Lake Geneva, nestled at the foot of the Alps, has long been considered as a near-pristine body of water, but new research has found that its plastic pollution levels are as high as those in the oceans.
Oceaneye, a Geneva-based non-profit that has for more than a decade been scouring the seas to collect plastic fragments, has turned its attention closer to home to landlocked Switzerland.
“We compared the levels with the ocean data and reached the conclusion that the microplastic pollution on the lake surface is the same order of magnitude as the oceans,” said Pascal Hagmann, the founder and director of Oceaneye.
He was speaking from the stern of a sailing vessel that was dragging a sample-collecting device across Switzerland’s biggest lake, also known as Lac Leman.
“We found that interesting because we often have the image of the Leman Lake as a big Alpine lake with crystal waters but it’s not really the case,” he said, using the French name.
The crescent-shaped lake is the largest in western Europe covering 580 square kilometers straddling France and Switzerland and is fed partly by Alpine glaciers. It spills into the Rhone River which eventually flows into the Mediterranean sea.

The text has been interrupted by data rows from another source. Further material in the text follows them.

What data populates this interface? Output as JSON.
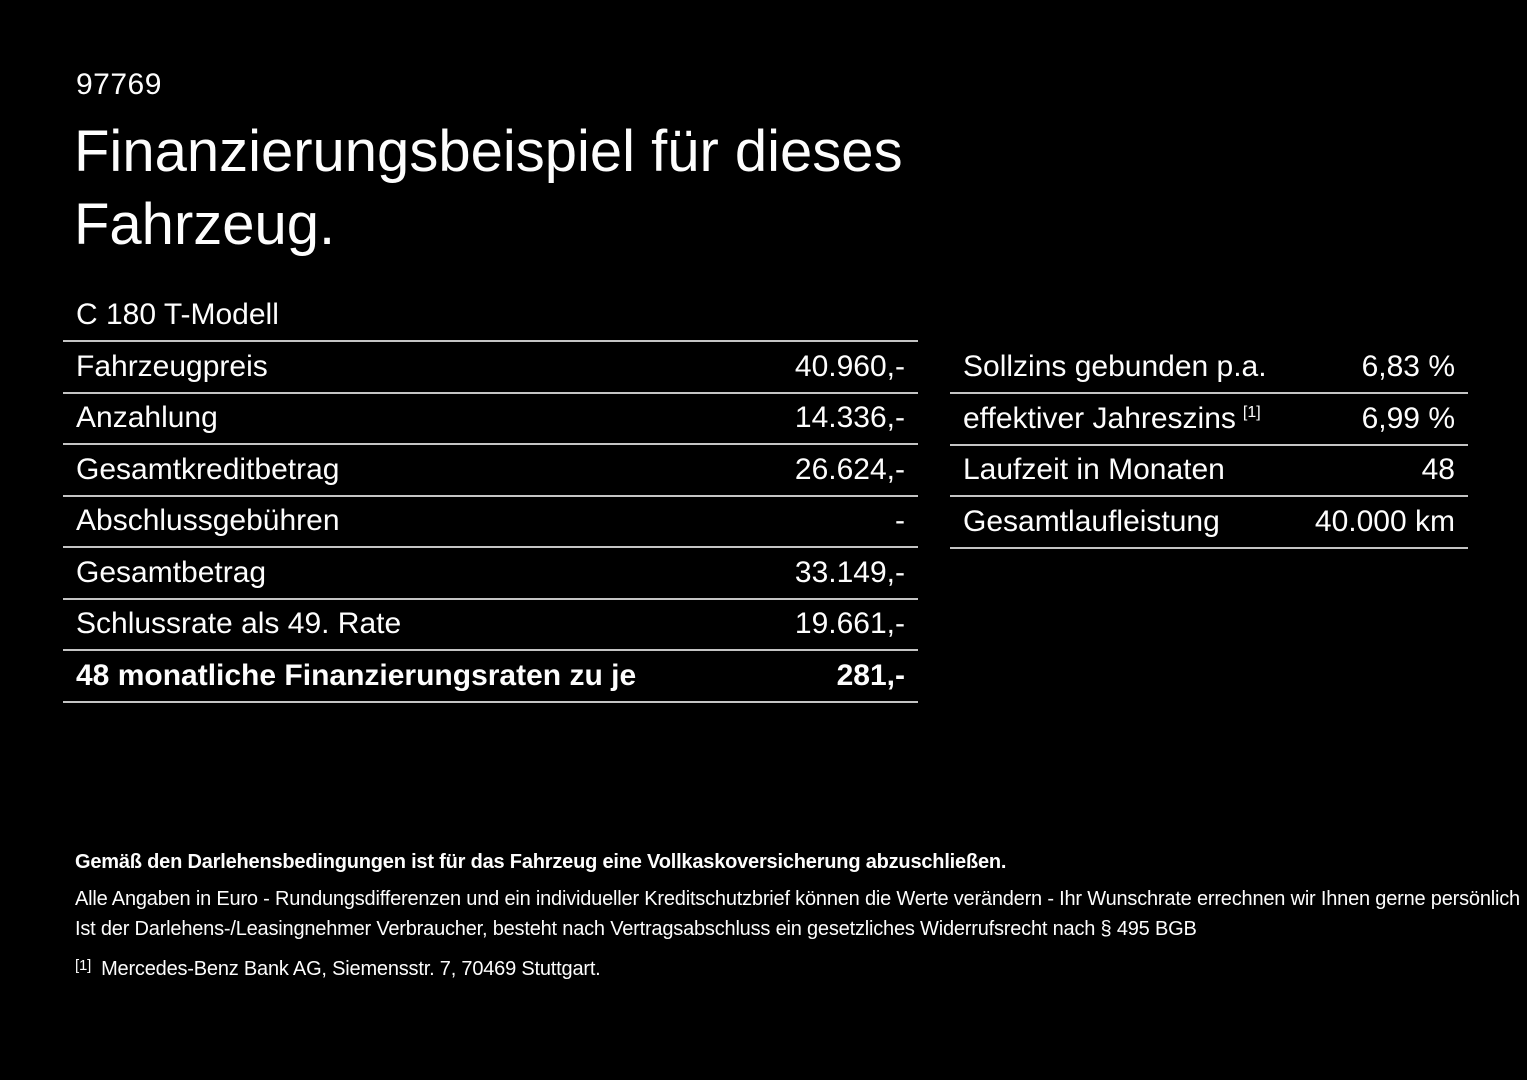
{
  "page": {
    "background": "#000000",
    "text_color": "#fdfdfd",
    "line_color": "#c4c4c4"
  },
  "header": {
    "ref_number": "97769",
    "title": "Finanzierungsbeispiel für dieses Fahrzeug."
  },
  "vehicle": {
    "model": "C 180 T-Modell"
  },
  "left_table": {
    "rows": [
      {
        "label": "Fahrzeugpreis",
        "value": "40.960,-"
      },
      {
        "label": "Anzahlung",
        "value": "14.336,-"
      },
      {
        "label": "Gesamtkreditbetrag",
        "value": "26.624,-"
      },
      {
        "label": "Abschlussgebühren",
        "value": "-"
      },
      {
        "label": "Gesamtbetrag",
        "value": "33.149,-"
      },
      {
        "label": "Schlussrate als 49. Rate",
        "value": "19.661,-"
      },
      {
        "label": "48 monatliche Finanzierungsraten zu je",
        "value": "281,-"
      }
    ]
  },
  "right_table": {
    "rows": [
      {
        "label": "Sollzins gebunden p.a.",
        "sup": "",
        "value": "6,83 %"
      },
      {
        "label": "effektiver Jahreszins",
        "sup": "[1]",
        "value": "6,99 %"
      },
      {
        "label": "Laufzeit in Monaten",
        "sup": "",
        "value": "48"
      },
      {
        "label": "Gesamtlaufleistung",
        "sup": "",
        "value": "40.000 km"
      }
    ]
  },
  "footer": {
    "bold_note": "Gemäß den Darlehensbedingungen ist für das Fahrzeug eine Vollkaskoversicherung abzuschließen.",
    "note_line1": "Alle Angaben in Euro - Rundungsdifferenzen und ein individueller Kreditschutzbrief können die Werte verändern - Ihr Wunschrate errechnen wir Ihnen gerne persönlich",
    "note_line2": "Ist der Darlehens-/Leasingnehmer Verbraucher, besteht nach Vertragsabschluss ein gesetzliches Widerrufsrecht nach § 495 BGB",
    "footnote_marker": "[1]",
    "footnote_text": "Mercedes-Benz Bank AG, Siemensstr. 7, 70469 Stuttgart."
  }
}
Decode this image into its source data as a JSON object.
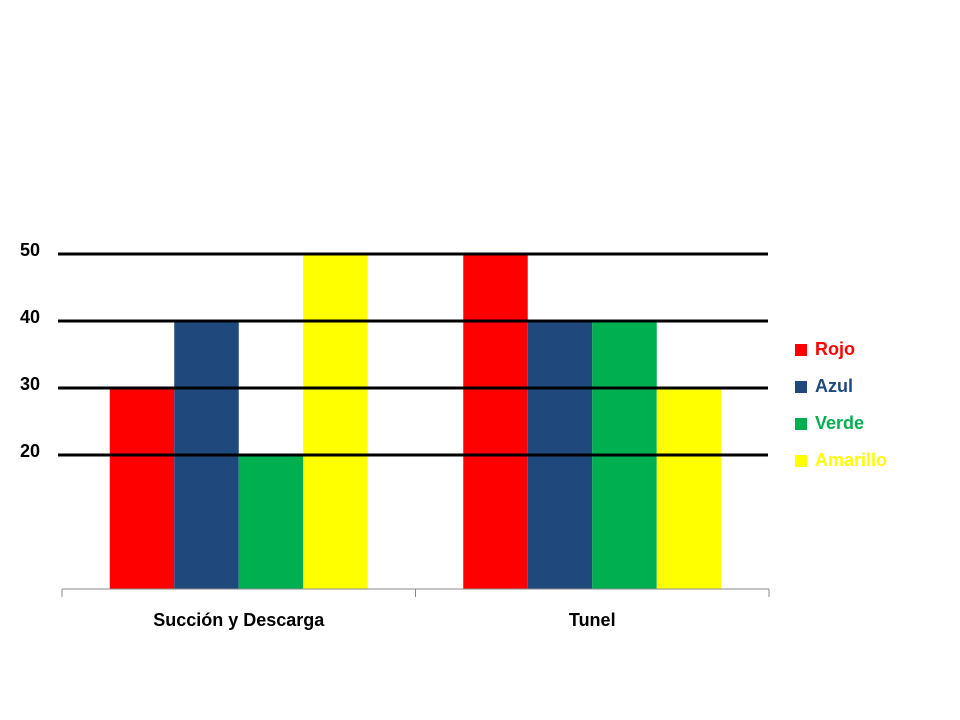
{
  "chart_data": {
    "type": "bar",
    "categories": [
      "Succión y Descarga",
      "Tunel"
    ],
    "series": [
      {
        "name": "Rojo",
        "color": "#ff0000",
        "values": [
          30,
          50
        ]
      },
      {
        "name": "Azul",
        "color": "#1f497d",
        "values": [
          40,
          40
        ]
      },
      {
        "name": "Verde",
        "color": "#00b050",
        "values": [
          20,
          40
        ]
      },
      {
        "name": "Amarillo",
        "color": "#ffff00",
        "values": [
          50,
          30
        ]
      }
    ],
    "ylim": [
      0,
      50
    ],
    "yticks": [
      20,
      30,
      40,
      50
    ],
    "grid": true,
    "legend": "right"
  }
}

Switzerland’s bordering cantons treat the water and then pipe it into homes as drinking water. One of the lakeside towns, Evian, on the French side, is also the name given to a brand of bottled water from a natural spring.
Microplastics derive from the breakdown of various consumer and industrial plastic waste over time and their concentrations are accumulating in the world’s oceans. They have even been found in the blood samples of unborn babies and scientists are trying to understand the health risks of the phenomenon for people and animals.
Hagmann said he was worried that rising plastic consumption over time will lead to more litter ending up in water systems. “We are seeing the growth curve rise very quickly. Projections are pessimistic if we do nothing,” he said, although he acknowledged that at least awareness of the issue was growing.
“When we began working on this 12 years ago and talked about plastic fragments in water, people took us for wackos and now it is a recognised problem.”